Sarebbe stato contento Padre Quirino se avesse potuto vederli rinascere a nuova vita gli affreschi dell’Eremo e la cappella che li ospita, come è accaduto ieri quando in una affollata sala dell’abbazia di Santo Spirito a Morrone è stato presentato il lavoro di restauro.
Era il 2020 quando il gruppo FAI di Sulmona, con Franca Leone e Milena D’Eramo in testa, ci chiamò per sottoporci l’idea di partecipare al concorso dei Luoghi del Cuore, una specie di referendum nazionale indetto ogni due anni dal Fondo Ambiente Italiano per individuare siti e monumenti “minori” ma di grande valore storico-culturale ma, soprattutto, importanti per le popolazioni anche sul piano emozionale e affettivo.
Ovviamente accogliemmo con entusiasmo l’iniziativa, estesa subito ad altri per formare un comitato cui aderirono Comune di Sulmona, Curia vescovile, Rotary e Lions, il polo scolastico OVIDIO, Archeoclub, Sulmonacinema, e tanti altri a titolo personale. Cito solo alcuni che mi tornano ora in mente: Fabio Maiorano, Raffaele Giannantonio, Andrea Ramunno, Carlo Speranza, Carmine Di Benedetto e Getano D’Amato con i Volontari delle frazioni. Non me ne vogliano gli altri.
Il resto è storia: oltre ventiduemila voti raccolti, sesto posto nazionale assoluto, primo per il luoghi sopra i 600 mt. sul livello del mare, ventimila euro di finanziamento dallo sponsor del FAI, Banca Intesa – San Paolo.
Sono passati intanto 4 anni e una pandemia che ha complicato non poco le cose, insieme a qualche intoppo burocratico, qualche malinteso sull’impiego di altri fondi di altri sponsor “in concorrenza” con i desiderata del FAI, al cantiere per la posa delle reti anti masso.
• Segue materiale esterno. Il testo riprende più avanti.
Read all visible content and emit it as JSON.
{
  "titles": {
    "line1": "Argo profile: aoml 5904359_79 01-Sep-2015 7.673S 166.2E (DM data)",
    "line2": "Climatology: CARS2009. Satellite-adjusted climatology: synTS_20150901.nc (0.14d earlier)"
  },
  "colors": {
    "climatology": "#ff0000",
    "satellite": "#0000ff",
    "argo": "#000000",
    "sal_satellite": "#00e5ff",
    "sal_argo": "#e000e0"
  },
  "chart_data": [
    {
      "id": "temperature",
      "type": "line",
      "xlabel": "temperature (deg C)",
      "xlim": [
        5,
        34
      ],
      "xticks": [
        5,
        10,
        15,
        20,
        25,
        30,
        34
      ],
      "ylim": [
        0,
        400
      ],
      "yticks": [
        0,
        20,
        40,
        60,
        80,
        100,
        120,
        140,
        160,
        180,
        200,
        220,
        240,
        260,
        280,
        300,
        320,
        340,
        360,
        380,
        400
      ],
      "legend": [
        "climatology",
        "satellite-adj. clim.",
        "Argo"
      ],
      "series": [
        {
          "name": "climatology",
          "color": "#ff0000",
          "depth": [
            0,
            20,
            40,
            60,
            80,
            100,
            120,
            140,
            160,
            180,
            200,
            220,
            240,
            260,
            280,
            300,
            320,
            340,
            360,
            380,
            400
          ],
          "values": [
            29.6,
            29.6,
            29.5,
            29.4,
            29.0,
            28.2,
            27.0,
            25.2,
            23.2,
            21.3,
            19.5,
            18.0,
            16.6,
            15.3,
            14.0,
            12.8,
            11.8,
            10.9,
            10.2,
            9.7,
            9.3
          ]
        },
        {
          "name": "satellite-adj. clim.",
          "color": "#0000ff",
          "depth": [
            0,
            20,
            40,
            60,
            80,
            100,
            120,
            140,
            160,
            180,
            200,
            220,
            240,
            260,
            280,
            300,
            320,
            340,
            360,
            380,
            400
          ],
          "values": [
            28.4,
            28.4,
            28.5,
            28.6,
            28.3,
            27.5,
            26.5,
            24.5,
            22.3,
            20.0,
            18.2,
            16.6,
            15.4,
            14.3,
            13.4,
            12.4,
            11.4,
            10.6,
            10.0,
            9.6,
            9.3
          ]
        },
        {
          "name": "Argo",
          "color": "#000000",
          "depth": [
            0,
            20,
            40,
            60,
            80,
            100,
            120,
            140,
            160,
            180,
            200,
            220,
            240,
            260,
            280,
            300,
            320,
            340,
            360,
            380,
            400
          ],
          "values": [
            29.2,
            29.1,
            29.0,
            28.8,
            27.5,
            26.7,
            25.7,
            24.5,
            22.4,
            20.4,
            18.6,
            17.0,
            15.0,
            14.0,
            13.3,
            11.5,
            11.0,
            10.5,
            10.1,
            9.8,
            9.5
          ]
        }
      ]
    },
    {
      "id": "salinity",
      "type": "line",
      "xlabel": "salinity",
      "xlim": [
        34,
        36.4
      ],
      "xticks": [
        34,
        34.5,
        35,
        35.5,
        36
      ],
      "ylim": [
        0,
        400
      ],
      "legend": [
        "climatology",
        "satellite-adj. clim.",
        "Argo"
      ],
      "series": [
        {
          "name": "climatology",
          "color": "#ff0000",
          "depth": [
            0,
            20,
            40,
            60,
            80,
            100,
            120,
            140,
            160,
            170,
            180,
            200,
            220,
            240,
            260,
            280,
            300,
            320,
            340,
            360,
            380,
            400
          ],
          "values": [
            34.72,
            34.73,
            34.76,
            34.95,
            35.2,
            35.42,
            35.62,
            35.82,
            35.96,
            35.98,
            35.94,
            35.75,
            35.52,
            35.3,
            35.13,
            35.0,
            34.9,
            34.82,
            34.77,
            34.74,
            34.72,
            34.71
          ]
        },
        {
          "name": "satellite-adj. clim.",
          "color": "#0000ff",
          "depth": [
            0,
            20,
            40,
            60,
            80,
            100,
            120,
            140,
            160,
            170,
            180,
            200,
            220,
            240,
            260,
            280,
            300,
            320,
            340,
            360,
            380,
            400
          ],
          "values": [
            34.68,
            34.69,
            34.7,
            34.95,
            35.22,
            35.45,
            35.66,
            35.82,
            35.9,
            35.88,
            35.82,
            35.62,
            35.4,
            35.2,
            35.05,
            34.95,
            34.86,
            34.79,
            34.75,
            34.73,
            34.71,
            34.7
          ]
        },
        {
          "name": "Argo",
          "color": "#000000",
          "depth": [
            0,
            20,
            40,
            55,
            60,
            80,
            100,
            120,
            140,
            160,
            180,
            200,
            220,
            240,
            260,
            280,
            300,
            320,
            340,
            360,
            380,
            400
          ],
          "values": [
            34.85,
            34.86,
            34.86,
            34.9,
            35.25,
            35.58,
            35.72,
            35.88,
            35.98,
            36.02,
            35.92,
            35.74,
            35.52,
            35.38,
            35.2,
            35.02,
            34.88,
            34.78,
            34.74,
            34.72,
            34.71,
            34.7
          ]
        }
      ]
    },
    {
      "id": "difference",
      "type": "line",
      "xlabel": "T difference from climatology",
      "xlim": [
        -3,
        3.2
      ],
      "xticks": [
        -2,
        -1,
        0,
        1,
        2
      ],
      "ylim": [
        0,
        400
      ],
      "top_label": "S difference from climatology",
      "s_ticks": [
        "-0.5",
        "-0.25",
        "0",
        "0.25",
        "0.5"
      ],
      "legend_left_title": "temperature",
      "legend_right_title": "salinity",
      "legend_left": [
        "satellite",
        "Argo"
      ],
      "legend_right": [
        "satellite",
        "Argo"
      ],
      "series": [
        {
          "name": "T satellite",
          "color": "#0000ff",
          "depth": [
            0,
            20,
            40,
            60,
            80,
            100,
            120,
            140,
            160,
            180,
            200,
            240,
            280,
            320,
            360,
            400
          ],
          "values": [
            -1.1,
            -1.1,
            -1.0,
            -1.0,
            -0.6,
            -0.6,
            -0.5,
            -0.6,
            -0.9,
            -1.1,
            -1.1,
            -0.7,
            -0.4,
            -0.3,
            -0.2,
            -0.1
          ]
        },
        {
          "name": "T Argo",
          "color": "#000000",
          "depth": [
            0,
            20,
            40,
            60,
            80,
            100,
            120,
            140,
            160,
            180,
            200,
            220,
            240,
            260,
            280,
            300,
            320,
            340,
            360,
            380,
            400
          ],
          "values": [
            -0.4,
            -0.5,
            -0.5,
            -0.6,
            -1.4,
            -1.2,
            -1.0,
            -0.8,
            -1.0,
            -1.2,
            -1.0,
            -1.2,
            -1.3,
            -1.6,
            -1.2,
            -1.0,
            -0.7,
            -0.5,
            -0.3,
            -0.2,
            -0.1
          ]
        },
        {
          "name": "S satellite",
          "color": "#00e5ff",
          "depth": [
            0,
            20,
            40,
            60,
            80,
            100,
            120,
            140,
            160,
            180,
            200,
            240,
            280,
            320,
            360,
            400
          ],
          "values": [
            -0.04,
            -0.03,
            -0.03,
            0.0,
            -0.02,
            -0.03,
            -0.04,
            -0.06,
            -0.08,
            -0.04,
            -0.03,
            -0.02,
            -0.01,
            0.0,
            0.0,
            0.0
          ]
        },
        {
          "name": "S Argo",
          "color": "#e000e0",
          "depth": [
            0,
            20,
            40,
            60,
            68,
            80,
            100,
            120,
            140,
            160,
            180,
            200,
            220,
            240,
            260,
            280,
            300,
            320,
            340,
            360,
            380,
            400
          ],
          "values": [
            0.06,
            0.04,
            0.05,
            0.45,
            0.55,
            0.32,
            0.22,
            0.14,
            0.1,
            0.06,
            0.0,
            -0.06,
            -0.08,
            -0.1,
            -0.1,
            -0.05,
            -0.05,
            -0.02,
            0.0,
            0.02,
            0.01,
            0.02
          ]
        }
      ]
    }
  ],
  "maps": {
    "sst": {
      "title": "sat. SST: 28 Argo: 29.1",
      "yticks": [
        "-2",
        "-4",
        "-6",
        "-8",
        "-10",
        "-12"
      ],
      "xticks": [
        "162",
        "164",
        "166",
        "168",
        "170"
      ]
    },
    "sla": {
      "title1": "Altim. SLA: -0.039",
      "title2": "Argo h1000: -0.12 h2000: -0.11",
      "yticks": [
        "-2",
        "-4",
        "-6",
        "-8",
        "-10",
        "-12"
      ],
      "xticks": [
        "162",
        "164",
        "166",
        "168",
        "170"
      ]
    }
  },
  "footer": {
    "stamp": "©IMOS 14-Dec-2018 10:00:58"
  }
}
Fortunatamente c’è stato perfino chi, come Claudio Pagone, veterano dei sentieri di montagna, si è caricato sulle spalle le attrezzature da portare su, oppure chi con diligenza e pazienza ha mandato avanti le “carte” come l’arch. Laura Fontana.
Infatti, alla fine il risultato è arrivato, restituendo alla piccola cappella dell’Eremo una luce nuova e inaspettata che, per chi come me la frequenta da sempre e sempre con la latente amarezza suscitata dall’assistere al graduale degrado – ora scongiurato – è stata davvero una piccola emozione e uno stimolo grande.
Nel senso di perseguire con ancora maggiore determinazione l’idea di fare di quell’area un luogo speciale come merita, consapevole del fatto che insieme si può fare. A dispetto dei troppi anni trascorsi e delle difficoltà, spesso risibili per cui ancora più odiose, che ne hanno rallentato la realizzazione.
Gli affreschi ora sono belli, ma la cosa che li rende bellissimi non è solo l’eccellente lavoro della bravissima restauratrice, Berta Giacomantonio, ma il fatto che si è tratto di un caso di resilienza di una comunità. E la dimostrazione che se l’obiettivo è comune, condiviso e ognuno svolge il proprio ruolo, gli ostacoli si superano, le cose si fanno e, insieme, si cresce.
E si salva la bellezza, che poi salverà noi.